"Eu não queria ver o que eu vi hoje. Já virou lugar-comum falar da falência do Socioeducativo, da incapacidade do Estado em administrá-lo. O que se vê lá é um nome eufêmico para prisão. Aqueles meninos estão enjaulados, e isso era tudo o que o ECA não queria", foi o que declarou, em audiência pública realizada na última quarta-feira, 4 de novembro, após visita a centros de medidas socioeducativas de Fortaleza, Aurélio Virgílio Rios, representante do Conselho Nacional dos Direitos Humanos (CNDH), referindo-se ao Sistema Socioeducativo e ao Estatuto da Criança e do Adolescente.
A audiência pública foi uma iniciativa conjunta do Conselho Estadual dos Direitos da Criança e do Adolescente (Cedca) e do mandato do deputado estadual Renato Roseno (PSOL), presidida pela deputada Bethrose, presidente da Comissão da Infância e Adolescência da Assembleia Legislativa do Ceará. Um momento para debater a situação caótica do Sistema Socioeducativo, cujo colapso vem sendo anunciado há anos.
Atualmente, a superlotação das unidades de Fortaleza é de mais de 150%, tendo 590 vagas, mas um total de 923 adolescentes internados. Em muitas, falta o básico, como colchões, banho de sol e até água potável. Os internos não contam com opções de lazer ou ensino fundamental regular - em várias unidades, as salas de aula, inclusive, são usadas como dormitórios, em função da superlotação, e, mesmo assim, os espaços são chamados de centros educacionais.
Além dos problemas estruturais, vários internos apresentam marcas e feridas, indícios de ação truculenta. Os casos de tortura contra adolescentes em privação de liberdade e a omissão do Governo do Estado no enfrentamento a esse grave problema fizeram um grupo de parlamentares e representantes de organizações de defesa dos direitos de crianças e adolescentes irem a Brasília em setembro para denunciar a situação de caos nos centros de internação de adolescentes no Ceará. No mês seguinte, o Conselho Nacional de Direitos Humanos determinou uma visita às unidades, para analisar as denúncias e conhecer as condições de perto, o que ocorreu na última quarta-feira, 4 de novembro.

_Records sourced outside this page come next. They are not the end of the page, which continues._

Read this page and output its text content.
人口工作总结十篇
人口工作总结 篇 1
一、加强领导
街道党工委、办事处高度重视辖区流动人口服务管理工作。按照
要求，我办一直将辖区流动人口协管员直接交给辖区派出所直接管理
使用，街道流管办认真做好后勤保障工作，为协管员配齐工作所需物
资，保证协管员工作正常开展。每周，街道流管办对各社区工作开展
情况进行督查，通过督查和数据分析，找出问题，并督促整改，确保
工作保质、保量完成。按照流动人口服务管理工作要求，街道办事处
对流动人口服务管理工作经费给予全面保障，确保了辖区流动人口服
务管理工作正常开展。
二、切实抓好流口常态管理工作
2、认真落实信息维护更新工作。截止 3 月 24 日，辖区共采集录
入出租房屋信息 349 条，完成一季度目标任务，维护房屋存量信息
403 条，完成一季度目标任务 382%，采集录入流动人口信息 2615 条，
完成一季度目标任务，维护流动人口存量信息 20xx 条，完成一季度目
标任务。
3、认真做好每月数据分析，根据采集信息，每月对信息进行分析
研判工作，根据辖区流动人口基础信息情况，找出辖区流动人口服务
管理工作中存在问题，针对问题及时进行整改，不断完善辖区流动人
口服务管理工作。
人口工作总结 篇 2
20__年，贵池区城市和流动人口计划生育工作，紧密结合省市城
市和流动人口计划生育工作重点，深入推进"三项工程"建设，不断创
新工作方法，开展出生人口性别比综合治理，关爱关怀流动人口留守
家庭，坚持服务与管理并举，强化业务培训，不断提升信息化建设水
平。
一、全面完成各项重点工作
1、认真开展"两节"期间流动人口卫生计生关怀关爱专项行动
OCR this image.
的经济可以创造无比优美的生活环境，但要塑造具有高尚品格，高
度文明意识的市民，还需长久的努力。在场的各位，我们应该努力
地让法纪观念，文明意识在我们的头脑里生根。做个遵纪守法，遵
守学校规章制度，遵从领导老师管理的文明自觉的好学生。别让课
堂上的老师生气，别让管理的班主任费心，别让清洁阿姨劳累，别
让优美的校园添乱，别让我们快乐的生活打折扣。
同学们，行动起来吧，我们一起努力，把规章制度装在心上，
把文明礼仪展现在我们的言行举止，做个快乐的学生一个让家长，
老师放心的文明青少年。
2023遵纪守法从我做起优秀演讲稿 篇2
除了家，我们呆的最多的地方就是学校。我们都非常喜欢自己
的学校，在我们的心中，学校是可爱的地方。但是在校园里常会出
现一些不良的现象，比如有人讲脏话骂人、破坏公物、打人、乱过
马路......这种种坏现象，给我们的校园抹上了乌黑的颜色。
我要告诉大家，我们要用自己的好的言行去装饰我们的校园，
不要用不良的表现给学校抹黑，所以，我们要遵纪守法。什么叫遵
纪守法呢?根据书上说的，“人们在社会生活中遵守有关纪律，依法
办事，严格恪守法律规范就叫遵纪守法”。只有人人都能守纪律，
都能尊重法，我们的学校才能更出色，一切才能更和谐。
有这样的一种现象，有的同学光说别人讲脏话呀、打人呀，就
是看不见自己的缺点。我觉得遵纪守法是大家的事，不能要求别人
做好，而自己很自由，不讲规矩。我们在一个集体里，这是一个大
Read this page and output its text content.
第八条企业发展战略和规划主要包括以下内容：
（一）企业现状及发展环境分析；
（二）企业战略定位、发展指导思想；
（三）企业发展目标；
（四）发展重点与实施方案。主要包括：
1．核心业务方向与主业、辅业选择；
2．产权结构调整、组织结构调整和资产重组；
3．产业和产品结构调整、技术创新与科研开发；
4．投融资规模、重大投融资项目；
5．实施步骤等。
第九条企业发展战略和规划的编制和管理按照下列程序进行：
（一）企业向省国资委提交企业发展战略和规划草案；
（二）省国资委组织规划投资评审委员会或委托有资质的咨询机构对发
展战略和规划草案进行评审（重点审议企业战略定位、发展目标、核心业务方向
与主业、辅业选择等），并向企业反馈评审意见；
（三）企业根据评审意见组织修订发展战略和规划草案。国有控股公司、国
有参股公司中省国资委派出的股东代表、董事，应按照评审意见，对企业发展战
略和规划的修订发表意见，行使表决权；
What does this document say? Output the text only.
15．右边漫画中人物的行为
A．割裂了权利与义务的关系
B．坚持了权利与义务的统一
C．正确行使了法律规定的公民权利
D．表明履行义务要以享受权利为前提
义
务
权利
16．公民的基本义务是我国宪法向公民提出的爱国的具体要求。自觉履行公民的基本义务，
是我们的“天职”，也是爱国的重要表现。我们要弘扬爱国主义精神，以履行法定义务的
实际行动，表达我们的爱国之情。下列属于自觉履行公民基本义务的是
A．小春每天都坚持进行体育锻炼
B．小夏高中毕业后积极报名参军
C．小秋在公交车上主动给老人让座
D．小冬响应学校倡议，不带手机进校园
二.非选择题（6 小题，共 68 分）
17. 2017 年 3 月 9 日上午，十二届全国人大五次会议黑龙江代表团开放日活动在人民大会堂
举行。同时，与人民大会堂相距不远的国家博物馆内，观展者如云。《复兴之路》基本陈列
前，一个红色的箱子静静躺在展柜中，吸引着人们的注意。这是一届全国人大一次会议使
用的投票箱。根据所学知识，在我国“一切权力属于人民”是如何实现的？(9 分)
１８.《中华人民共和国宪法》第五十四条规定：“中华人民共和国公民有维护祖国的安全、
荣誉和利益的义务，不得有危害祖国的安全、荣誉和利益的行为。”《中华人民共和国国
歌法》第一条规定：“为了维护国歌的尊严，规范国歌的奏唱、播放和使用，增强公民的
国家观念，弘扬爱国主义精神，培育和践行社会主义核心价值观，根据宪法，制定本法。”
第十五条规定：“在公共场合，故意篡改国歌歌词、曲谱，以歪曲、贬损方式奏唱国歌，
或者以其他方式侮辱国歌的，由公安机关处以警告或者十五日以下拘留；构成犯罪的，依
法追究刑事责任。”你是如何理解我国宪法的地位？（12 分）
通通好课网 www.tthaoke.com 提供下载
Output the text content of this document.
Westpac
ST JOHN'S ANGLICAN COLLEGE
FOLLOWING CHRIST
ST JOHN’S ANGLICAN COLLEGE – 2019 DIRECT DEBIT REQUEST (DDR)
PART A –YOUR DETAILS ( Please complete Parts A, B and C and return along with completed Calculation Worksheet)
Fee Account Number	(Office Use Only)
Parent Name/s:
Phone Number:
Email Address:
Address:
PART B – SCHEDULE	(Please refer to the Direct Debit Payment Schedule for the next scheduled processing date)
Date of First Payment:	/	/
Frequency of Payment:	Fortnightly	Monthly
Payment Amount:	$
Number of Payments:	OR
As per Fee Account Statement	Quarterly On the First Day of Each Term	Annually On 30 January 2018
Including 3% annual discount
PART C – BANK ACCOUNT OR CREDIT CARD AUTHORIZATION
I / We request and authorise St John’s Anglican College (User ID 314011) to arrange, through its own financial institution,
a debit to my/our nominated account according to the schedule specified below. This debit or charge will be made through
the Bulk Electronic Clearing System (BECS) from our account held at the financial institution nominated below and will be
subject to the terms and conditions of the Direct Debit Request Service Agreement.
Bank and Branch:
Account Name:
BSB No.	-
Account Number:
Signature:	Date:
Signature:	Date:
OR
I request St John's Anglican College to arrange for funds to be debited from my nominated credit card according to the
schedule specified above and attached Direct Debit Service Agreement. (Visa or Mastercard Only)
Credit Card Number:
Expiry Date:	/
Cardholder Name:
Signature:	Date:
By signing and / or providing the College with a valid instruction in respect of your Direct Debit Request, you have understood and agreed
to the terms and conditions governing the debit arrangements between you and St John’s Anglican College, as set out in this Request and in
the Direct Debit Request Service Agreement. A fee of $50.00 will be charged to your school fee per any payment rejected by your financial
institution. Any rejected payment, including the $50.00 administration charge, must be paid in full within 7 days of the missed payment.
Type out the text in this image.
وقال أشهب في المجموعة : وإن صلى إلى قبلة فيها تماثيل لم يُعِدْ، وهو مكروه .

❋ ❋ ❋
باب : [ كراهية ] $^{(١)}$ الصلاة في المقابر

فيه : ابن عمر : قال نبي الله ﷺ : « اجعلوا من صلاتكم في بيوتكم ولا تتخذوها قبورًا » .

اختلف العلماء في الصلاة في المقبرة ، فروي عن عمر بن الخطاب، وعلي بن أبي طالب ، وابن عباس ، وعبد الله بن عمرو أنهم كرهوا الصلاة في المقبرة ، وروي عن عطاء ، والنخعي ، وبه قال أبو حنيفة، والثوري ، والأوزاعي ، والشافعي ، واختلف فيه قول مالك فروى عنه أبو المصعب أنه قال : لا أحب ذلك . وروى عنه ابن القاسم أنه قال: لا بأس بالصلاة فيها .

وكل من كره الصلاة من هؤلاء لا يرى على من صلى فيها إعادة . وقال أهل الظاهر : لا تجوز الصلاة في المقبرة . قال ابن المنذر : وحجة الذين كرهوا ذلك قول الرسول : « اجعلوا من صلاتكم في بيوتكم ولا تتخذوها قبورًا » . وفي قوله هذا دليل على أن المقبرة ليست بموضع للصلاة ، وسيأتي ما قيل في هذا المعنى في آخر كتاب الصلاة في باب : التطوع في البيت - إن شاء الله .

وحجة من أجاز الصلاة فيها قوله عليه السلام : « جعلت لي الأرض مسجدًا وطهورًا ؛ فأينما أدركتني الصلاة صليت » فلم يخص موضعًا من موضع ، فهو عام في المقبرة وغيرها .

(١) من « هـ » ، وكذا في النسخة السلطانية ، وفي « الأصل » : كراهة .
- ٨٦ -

A audiência pública, realizada no mesmo dia, reuniu na Assembleia Legislativa do Estado representantes de entidades nacionais, como o Conselho Nacional de Direitos Humanos (CNDH), a Associação Nacional de Centros de Defesa dos Direitos da Criança e do Adolescente (Anced), o Conselho Nacional dos Direitos da Criança e do Adolescente (Conanda) e o Conselho Nacional de Justiça (CNJ), e representantes de entidades estaduais, como o Núcleo de Defesa dos Direitos da Infância e da Juventude (Nadij), vinculado à Defensoria Pública do Estado, o Fórum Permanente das Organizações Não Governamentais de Defesa dos Direitos de Crianças e Adolescentes do Ceará (Fórum DCA), a Pastoral Carcerária e o Comitê Estadual de Combate e Prevenção à Tortura, além da Secretaria do Trabalho e Desenvolvimento (STDS), responsável pela administração dos centros socioeducativos.
"Eu não consigo admitir que o Estado não consiga lidar com 900, 1.000 adolescentes. É inadmissível que a vice-governadora e o secretário digam que não têm o que fazer. Violência se combate com inteligência", declarou Aurilene Vidal, do Fórum DCA, referindo-se a declarações da vice-governadora do Ceará, Izolda Cela, e do secretário do Trabalho e Desenvolvimento Social do Estado, Josbertini Clementino.
A decretação do estado de emergência no Sistema Socioeducativo do Ceará foi uma das reivindicações da audiência. "O Estado não tem, hoje, capacidade de gestão do sistema. O Governo perdeu essa capacidade e, por isso, é fundamental reconhecer o estado de emergência", afirmou o deputado Renato Roseno. Além disso, foram sugeridas a garantia do ensino fundamental regular aos adolescentes internados, o maior acompanhamento do Governo Federal no monitoramento das políticas públicas para socioeducação, a criação de um mecanismo de combate à tortura e a apuração dos casos denunciados, além da garantia de cumprimento do Estatuto da Criança e do Adolescente (ECA) e do Sistema Nacional de Atendimento Socioeducativo (Sinase) que, para o defensor do Núcleo de Defesa dos Direitos da Infância e da Juventude (Nadij), Alfredo Homsi, "no Estado do Ceará é um mito, uma ficção".